The pressure on girls to be quiet and attractive is “as great now as it ever has been” as sexist bullying persists, ATL general secretary Mary Bousted says
The comments were made ahead of the union’s annual conference next week where the “prevalence of sexist bullying and harassment” of students in schools will be discussed.
Dr Mary Bousted, general secretary of the Association of Teachers and Lecturers (ATL), said: “I think sexist bullying is the thing that doesn’t get talked about in school.
“I think for girls there is a very fine line between if you’re swotty and clever and you answer too many questions [then] you’re not attractive.”
“If you were a girl, particularly an adolescent girl, there are so many names you can be called in school. There are very few for boys. It’s very hard for a girl to be brainy and feminine.”

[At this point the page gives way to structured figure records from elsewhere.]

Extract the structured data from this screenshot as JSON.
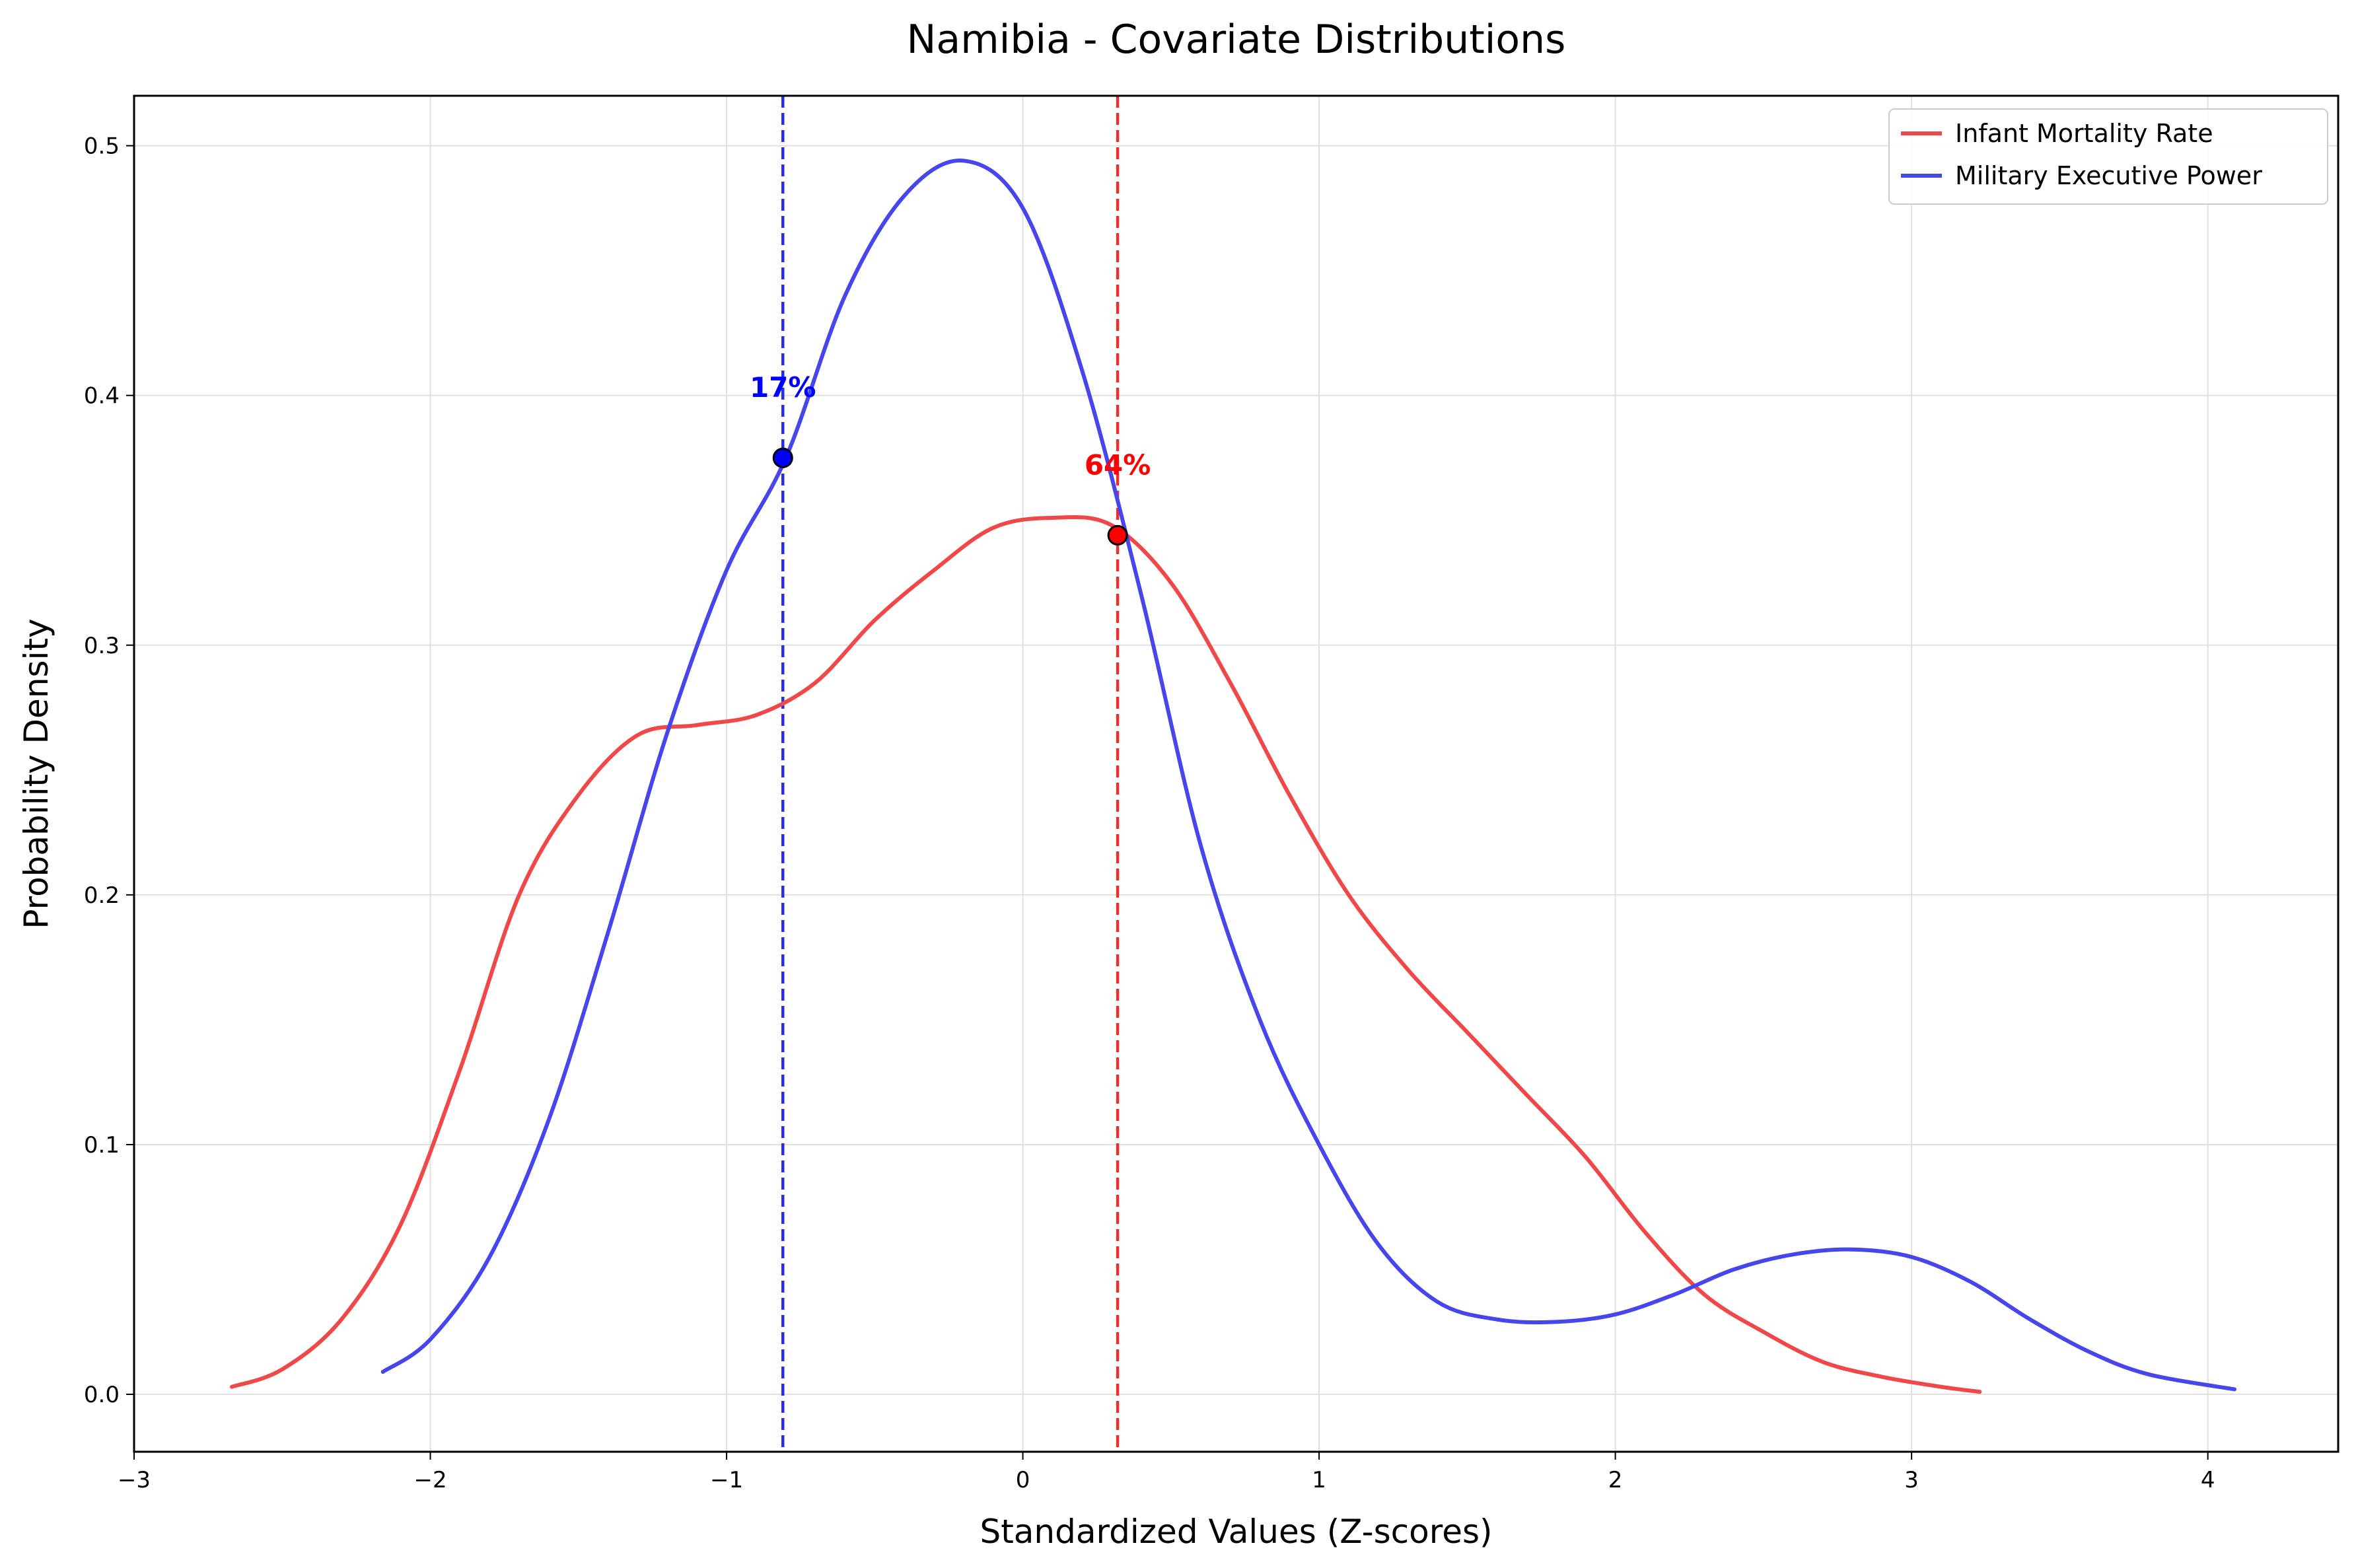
{
  "chart_data": {
    "type": "line",
    "title": "Namibia - Covariate Distributions",
    "xlabel": "Standardized Values (Z-scores)",
    "ylabel": "Probability Density",
    "xlim": [
      -3,
      4.44
    ],
    "ylim": [
      -0.023,
      0.52
    ],
    "x_ticks": [
      -3,
      -2,
      -1,
      0,
      1,
      2,
      3,
      4
    ],
    "x_tick_labels": [
      "−3",
      "−2",
      "−1",
      "0",
      "1",
      "2",
      "3",
      "4"
    ],
    "y_ticks": [
      0.0,
      0.1,
      0.2,
      0.3,
      0.4,
      0.5
    ],
    "y_tick_labels": [
      "0.0",
      "0.1",
      "0.2",
      "0.3",
      "0.4",
      "0.5"
    ],
    "grid": true,
    "legend_position": "top-right",
    "series": [
      {
        "name": "Infant Mortality Rate",
        "color": "#f04848",
        "x": [
          -2.67,
          -2.5,
          -2.3,
          -2.1,
          -1.9,
          -1.7,
          -1.5,
          -1.3,
          -1.1,
          -0.9,
          -0.7,
          -0.5,
          -0.3,
          -0.1,
          0.1,
          0.3,
          0.5,
          0.7,
          0.9,
          1.1,
          1.3,
          1.5,
          1.7,
          1.9,
          2.1,
          2.3,
          2.5,
          2.7,
          2.9,
          3.1,
          3.23
        ],
        "y": [
          0.003,
          0.01,
          0.03,
          0.068,
          0.13,
          0.2,
          0.24,
          0.264,
          0.268,
          0.272,
          0.285,
          0.31,
          0.33,
          0.347,
          0.351,
          0.348,
          0.325,
          0.285,
          0.24,
          0.2,
          0.17,
          0.145,
          0.12,
          0.095,
          0.065,
          0.04,
          0.025,
          0.013,
          0.007,
          0.003,
          0.001
        ]
      },
      {
        "name": "Military Executive Power",
        "color": "#4646ec",
        "x": [
          -2.16,
          -2.0,
          -1.8,
          -1.6,
          -1.4,
          -1.2,
          -1.0,
          -0.8,
          -0.6,
          -0.4,
          -0.2,
          0.0,
          0.2,
          0.4,
          0.6,
          0.8,
          1.0,
          1.2,
          1.4,
          1.6,
          1.8,
          2.0,
          2.2,
          2.4,
          2.6,
          2.8,
          3.0,
          3.2,
          3.4,
          3.6,
          3.8,
          4.09
        ],
        "y": [
          0.009,
          0.022,
          0.055,
          0.11,
          0.185,
          0.265,
          0.33,
          0.375,
          0.44,
          0.48,
          0.494,
          0.475,
          0.41,
          0.32,
          0.22,
          0.15,
          0.1,
          0.06,
          0.037,
          0.03,
          0.029,
          0.032,
          0.04,
          0.05,
          0.056,
          0.058,
          0.055,
          0.045,
          0.03,
          0.017,
          0.008,
          0.002
        ]
      }
    ],
    "markers": [
      {
        "series": "Infant Mortality Rate",
        "x": 0.32,
        "y": 0.344,
        "label": "64%",
        "color": "#ff0000",
        "line_color": "#e83030"
      },
      {
        "series": "Military Executive Power",
        "x": -0.81,
        "y": 0.375,
        "label": "17%",
        "color": "#0000ff",
        "line_color": "#2a2aee"
      }
    ]
  }
}
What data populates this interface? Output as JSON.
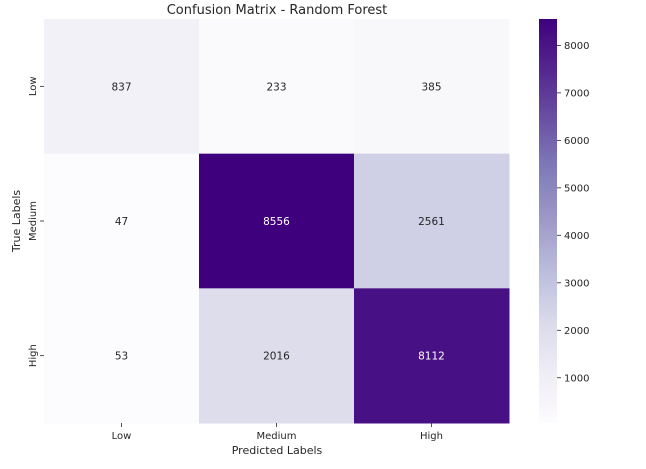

She told journalists in a briefing before the conference that there was a “very big pressure” in all schools to “keep quiet and to listen to the boys talking”.
But Dr Bousted stressed that there was also a “hierarchy” in single sex schools. “You still get that sorting into the brainees, the swats, and the ones who like boys,” she added.
A motion, to be taken at the conference in Liverpool on Tuesday, calls for members to be given greater assistance on how to tackle the problem in schools.
Dr Bousted added: “Schools of course have to promote equality and respect between the sexes and promote the behaviours that they want to see in their school. But schools can’t tackle this on their own. This is an issue for society.”
But the union leader stressed that all pupils should be taught how to speak up in school and she believes debating societies – with equal gender representation – could help.
She said: “My worry is that we have a curriculum with timed written exams – which actually has taken speaking and listening out of English GCSE and that’s a core skill […] The thing that people judge you on straight away is being downgraded in schools.”